Barriera placentare - farmaci per il nascituro
Un team dell'Empa è riuscito a sviluppare un nuovo modello cellulare tridimensionale della barriera placentare umana. L'"organo modello" fornisce in modo rapido e affidabile nuovi risultati sull'assorbimento di sostanze come le nanoparticelle attraverso la barriera placentare e sui possibili effetti tossici sul nascituro.
Il feto in via di sviluppo è estremamente vulnerabile alle sostanze tossiche. Anche dosi minime possono causare gravi danni. Proteggere il nascituro da questo è uno dei compiti della placenta, una barriera che "filtra" le tossine, ma allo stesso tempo fornisce al feto i nutrienti necessari. Negli ultimi anni, tuttavia, sono emerse sempre più prove del fatto che la barriera placentare non è 100% a tenuta stagna e che certi Nanoparticelle può superare la barriera.
Le nanoparticelle si stanno facendo strada in un numero sempre maggiore di settori della vita. Nelle creme solari, proteggono contro Scottature solariAssicurano che i condimenti non si agglomerino, rendono impermeabili le giacche da pioggia e in futuro trasporteranno i farmaci nel punto giusto dell'organismo. "Le donne incinte non sono esposte a quantità problematiche di nanoparticelle al momento, ma in futuro questo è abbastanza ipotizzabile a causa della distribuzione sempre più ampia delle minuscole particelle", afferma Tina Bürki del dipartimento "Interazioni particelle-biologia".
Per garantire lo sviluppo sicuro di Nanoparticelle Per consentire l'uso delle nanoparticelle in un'ampia gamma di applicazioni, è necessario studiare in modo più approfondito i meccanismi di assorbimento delle nanoparticelle nella barriera placentare e i loro effetti sulla madre, sulla placenta e sul feto. Le dimensioni, la carica, la composizione chimica e la forma delle nanoparticelle, ad esempio, potrebbero influire sulla loro capacità di penetrare la barriera placentare e sui percorsi che seguono nel processo. Tuttavia, questa ricerca è ancora agli inizi. Poiché la funzione e la struttura della placenta umana sono uniche, gli studi sui mammiferi gravidi sono problematici e poco conclusivi. I modelli precedenti della barriera placentare umana richiedono molto tempo o sono molto semplificati.

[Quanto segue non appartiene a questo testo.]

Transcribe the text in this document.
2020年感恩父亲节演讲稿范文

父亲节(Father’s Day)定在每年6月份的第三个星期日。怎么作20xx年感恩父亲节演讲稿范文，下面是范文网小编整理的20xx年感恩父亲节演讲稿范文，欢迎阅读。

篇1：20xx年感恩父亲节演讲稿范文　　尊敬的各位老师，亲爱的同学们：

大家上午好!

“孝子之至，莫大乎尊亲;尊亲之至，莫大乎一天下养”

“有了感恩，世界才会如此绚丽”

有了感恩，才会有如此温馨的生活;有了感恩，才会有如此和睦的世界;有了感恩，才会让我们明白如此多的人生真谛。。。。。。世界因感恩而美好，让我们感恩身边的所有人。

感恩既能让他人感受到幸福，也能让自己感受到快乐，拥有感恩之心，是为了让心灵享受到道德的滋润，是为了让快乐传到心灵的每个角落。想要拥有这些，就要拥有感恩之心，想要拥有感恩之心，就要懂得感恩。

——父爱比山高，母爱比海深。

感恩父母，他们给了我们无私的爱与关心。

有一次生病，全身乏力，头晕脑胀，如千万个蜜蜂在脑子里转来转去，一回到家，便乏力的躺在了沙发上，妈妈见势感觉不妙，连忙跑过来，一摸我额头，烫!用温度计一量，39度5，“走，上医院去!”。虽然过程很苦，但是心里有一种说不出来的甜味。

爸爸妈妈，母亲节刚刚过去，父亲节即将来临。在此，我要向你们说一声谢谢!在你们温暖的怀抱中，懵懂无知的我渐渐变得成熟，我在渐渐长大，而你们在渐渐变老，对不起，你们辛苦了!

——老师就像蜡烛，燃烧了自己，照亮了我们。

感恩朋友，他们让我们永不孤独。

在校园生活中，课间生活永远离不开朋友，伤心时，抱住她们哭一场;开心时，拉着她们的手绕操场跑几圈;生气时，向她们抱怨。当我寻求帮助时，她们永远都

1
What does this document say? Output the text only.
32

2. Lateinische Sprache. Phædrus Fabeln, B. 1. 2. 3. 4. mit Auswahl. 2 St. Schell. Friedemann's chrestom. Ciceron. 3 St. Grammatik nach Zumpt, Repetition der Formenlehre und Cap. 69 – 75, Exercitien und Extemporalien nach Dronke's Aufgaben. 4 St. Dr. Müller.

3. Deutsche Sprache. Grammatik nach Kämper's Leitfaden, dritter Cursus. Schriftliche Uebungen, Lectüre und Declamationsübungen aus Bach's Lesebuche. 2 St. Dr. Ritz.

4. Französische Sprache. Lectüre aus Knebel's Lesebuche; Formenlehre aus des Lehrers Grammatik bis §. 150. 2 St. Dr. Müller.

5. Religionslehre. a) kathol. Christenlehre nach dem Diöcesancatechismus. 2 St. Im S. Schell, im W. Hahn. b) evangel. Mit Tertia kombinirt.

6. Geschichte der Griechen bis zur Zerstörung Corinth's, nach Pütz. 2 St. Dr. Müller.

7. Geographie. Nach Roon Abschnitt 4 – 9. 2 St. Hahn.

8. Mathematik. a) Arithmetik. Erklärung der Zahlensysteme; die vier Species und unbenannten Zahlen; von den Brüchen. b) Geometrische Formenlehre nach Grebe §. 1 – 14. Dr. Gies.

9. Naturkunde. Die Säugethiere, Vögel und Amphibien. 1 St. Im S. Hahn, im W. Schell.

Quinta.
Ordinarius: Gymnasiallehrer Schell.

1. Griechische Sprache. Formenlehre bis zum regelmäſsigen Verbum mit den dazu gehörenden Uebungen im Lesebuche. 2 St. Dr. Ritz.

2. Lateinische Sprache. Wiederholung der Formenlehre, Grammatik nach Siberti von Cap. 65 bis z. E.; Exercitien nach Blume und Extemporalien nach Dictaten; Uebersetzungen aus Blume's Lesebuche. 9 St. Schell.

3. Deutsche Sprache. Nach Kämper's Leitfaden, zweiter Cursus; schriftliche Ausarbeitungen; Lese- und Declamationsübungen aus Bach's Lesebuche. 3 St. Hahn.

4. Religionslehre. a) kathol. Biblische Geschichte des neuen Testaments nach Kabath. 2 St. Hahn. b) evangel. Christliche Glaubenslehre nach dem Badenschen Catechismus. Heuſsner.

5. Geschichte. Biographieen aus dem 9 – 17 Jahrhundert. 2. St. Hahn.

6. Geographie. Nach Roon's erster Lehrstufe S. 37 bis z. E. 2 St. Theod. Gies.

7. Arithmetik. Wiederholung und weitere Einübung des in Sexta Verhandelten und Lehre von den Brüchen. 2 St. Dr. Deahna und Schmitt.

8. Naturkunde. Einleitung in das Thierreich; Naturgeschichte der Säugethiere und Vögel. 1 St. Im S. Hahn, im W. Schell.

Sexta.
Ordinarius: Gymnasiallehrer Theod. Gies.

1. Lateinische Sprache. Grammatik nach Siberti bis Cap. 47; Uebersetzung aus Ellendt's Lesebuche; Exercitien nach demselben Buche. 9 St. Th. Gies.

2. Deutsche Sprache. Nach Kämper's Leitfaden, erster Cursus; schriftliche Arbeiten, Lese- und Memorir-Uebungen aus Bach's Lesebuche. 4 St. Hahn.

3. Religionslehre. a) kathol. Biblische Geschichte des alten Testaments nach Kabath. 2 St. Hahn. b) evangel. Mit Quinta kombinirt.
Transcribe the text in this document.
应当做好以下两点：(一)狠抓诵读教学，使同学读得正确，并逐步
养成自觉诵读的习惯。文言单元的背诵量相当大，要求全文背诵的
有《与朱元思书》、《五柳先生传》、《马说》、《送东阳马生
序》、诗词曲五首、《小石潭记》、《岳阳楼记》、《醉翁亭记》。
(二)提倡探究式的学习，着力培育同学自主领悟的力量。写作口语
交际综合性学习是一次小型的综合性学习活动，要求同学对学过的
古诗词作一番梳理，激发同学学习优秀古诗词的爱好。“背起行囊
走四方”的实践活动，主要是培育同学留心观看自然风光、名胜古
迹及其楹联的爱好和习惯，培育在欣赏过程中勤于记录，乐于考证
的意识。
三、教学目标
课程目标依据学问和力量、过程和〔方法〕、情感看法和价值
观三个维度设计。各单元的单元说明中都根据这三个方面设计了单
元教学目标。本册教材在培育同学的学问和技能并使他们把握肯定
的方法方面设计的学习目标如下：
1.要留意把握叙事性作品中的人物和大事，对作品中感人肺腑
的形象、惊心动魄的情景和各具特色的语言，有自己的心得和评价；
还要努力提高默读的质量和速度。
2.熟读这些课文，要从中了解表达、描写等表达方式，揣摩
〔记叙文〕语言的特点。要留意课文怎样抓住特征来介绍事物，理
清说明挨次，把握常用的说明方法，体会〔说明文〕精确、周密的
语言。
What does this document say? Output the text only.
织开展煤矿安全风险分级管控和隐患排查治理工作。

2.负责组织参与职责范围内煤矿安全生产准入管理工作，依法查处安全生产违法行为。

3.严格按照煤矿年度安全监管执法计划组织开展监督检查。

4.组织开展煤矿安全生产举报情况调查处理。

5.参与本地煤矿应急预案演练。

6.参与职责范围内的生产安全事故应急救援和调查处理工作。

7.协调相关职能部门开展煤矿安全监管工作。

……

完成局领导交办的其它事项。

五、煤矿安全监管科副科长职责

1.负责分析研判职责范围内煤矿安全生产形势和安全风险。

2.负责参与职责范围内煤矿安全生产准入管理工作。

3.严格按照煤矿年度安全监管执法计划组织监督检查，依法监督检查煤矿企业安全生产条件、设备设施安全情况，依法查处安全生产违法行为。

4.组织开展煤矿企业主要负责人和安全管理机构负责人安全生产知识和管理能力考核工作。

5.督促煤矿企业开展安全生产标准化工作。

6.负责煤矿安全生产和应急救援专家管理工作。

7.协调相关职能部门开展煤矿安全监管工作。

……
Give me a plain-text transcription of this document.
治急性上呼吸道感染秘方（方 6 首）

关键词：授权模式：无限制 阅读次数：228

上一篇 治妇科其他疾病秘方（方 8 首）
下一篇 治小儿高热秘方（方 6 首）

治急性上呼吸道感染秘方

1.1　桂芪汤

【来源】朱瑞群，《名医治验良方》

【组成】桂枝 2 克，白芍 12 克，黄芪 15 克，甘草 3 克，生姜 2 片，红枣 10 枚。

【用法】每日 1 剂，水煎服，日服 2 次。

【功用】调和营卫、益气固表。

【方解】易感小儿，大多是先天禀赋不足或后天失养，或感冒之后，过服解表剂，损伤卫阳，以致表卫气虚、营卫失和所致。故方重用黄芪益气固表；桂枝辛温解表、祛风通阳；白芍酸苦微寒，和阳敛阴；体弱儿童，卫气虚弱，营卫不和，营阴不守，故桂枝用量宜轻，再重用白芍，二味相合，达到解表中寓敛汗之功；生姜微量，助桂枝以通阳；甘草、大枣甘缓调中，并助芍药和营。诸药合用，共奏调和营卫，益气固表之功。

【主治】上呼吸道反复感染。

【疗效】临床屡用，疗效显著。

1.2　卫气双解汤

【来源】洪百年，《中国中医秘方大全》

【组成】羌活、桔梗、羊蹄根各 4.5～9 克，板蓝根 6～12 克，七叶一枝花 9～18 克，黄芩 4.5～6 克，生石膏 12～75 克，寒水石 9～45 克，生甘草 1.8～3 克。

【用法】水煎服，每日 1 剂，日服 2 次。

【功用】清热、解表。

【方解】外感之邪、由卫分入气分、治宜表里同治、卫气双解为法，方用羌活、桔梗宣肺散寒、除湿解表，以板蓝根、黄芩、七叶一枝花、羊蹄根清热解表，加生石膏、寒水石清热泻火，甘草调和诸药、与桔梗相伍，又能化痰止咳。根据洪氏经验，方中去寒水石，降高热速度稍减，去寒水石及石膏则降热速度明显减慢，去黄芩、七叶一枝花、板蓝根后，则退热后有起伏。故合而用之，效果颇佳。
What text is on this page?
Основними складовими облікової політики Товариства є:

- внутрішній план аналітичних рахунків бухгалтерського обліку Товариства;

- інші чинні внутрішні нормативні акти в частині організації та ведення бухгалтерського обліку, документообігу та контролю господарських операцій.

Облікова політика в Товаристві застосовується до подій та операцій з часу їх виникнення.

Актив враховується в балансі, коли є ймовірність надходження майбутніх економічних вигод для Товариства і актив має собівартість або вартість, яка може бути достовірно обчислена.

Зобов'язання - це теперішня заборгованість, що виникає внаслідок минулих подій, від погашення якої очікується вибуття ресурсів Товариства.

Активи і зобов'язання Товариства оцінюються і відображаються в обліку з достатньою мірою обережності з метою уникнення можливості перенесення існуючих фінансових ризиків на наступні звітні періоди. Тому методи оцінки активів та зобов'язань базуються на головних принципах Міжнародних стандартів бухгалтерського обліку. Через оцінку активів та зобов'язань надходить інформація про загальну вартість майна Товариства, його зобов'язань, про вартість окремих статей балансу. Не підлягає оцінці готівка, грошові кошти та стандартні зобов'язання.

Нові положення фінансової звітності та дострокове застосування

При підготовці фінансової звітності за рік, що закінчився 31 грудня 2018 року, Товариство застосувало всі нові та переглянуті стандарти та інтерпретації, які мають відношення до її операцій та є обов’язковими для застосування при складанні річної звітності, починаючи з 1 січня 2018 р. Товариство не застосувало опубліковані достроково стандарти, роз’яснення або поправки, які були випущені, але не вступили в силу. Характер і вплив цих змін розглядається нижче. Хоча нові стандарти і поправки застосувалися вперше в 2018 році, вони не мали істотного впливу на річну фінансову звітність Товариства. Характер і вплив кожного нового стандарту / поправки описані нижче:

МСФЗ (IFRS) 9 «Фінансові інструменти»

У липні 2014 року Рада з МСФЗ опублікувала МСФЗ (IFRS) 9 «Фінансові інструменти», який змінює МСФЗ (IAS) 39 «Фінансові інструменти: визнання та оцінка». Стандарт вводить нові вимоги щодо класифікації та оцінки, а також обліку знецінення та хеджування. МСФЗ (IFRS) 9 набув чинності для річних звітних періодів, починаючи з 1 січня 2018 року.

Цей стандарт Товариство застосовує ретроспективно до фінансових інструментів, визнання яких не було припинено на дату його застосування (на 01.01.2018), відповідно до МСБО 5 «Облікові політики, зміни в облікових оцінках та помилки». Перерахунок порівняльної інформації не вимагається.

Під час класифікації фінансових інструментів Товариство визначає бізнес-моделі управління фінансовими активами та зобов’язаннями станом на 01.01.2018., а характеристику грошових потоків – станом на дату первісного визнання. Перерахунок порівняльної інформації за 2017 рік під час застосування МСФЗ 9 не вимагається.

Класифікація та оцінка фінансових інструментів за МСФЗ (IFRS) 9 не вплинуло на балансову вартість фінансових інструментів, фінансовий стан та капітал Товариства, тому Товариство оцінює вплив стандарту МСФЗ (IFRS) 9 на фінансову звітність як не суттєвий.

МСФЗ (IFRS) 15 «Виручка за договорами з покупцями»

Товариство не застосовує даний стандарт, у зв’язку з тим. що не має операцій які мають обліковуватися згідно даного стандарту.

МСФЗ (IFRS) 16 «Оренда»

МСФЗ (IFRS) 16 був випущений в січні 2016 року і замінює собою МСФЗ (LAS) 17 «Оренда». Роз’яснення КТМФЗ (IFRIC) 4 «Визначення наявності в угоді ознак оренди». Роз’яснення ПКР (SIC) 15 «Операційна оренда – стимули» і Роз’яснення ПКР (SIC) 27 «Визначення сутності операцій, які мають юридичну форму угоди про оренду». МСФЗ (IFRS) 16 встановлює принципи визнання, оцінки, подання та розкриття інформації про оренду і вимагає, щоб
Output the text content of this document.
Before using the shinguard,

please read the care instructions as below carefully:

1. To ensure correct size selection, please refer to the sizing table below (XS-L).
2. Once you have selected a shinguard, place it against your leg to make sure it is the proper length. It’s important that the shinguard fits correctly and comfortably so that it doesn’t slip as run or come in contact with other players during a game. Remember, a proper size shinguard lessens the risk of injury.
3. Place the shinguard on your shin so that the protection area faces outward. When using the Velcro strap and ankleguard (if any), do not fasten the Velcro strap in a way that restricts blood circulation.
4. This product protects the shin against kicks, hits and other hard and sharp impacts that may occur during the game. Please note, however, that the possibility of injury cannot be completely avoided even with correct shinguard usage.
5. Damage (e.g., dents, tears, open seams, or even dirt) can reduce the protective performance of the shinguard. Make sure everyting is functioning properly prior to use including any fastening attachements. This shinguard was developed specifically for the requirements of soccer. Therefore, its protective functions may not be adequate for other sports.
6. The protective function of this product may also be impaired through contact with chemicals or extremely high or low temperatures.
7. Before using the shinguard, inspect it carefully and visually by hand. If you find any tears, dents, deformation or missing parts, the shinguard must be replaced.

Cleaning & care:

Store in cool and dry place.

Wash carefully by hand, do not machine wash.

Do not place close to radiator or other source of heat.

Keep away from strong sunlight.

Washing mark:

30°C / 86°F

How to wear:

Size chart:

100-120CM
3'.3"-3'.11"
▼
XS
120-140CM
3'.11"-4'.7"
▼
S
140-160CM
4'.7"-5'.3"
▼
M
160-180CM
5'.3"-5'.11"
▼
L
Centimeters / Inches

Un modello 3D della barriera placentare umana
Per questi esami viene spesso utilizzata una placenta donata, che viene rimossa con taglio cesareo dopo la nascita del bambino. Viene collegata il più rapidamente possibile a un sistema di perfusione che fornisce al tessuto sostanze nutritive e ossigeno. Sebbene questo modello di tessuto sia il più accurato, cioè il più rilevante dal punto di vista clinico, è anche tecnicamente molto impegnativo e limitato a un tempo di perfusione di sei-otto ore. Inoltre, è possibile verificare con la placenta se una determinata nanoparticella attraversa la barriera placentare; tuttavia, il percorso di assorbimento delle particelle può essere difficilmente studiato in questo organo complesso.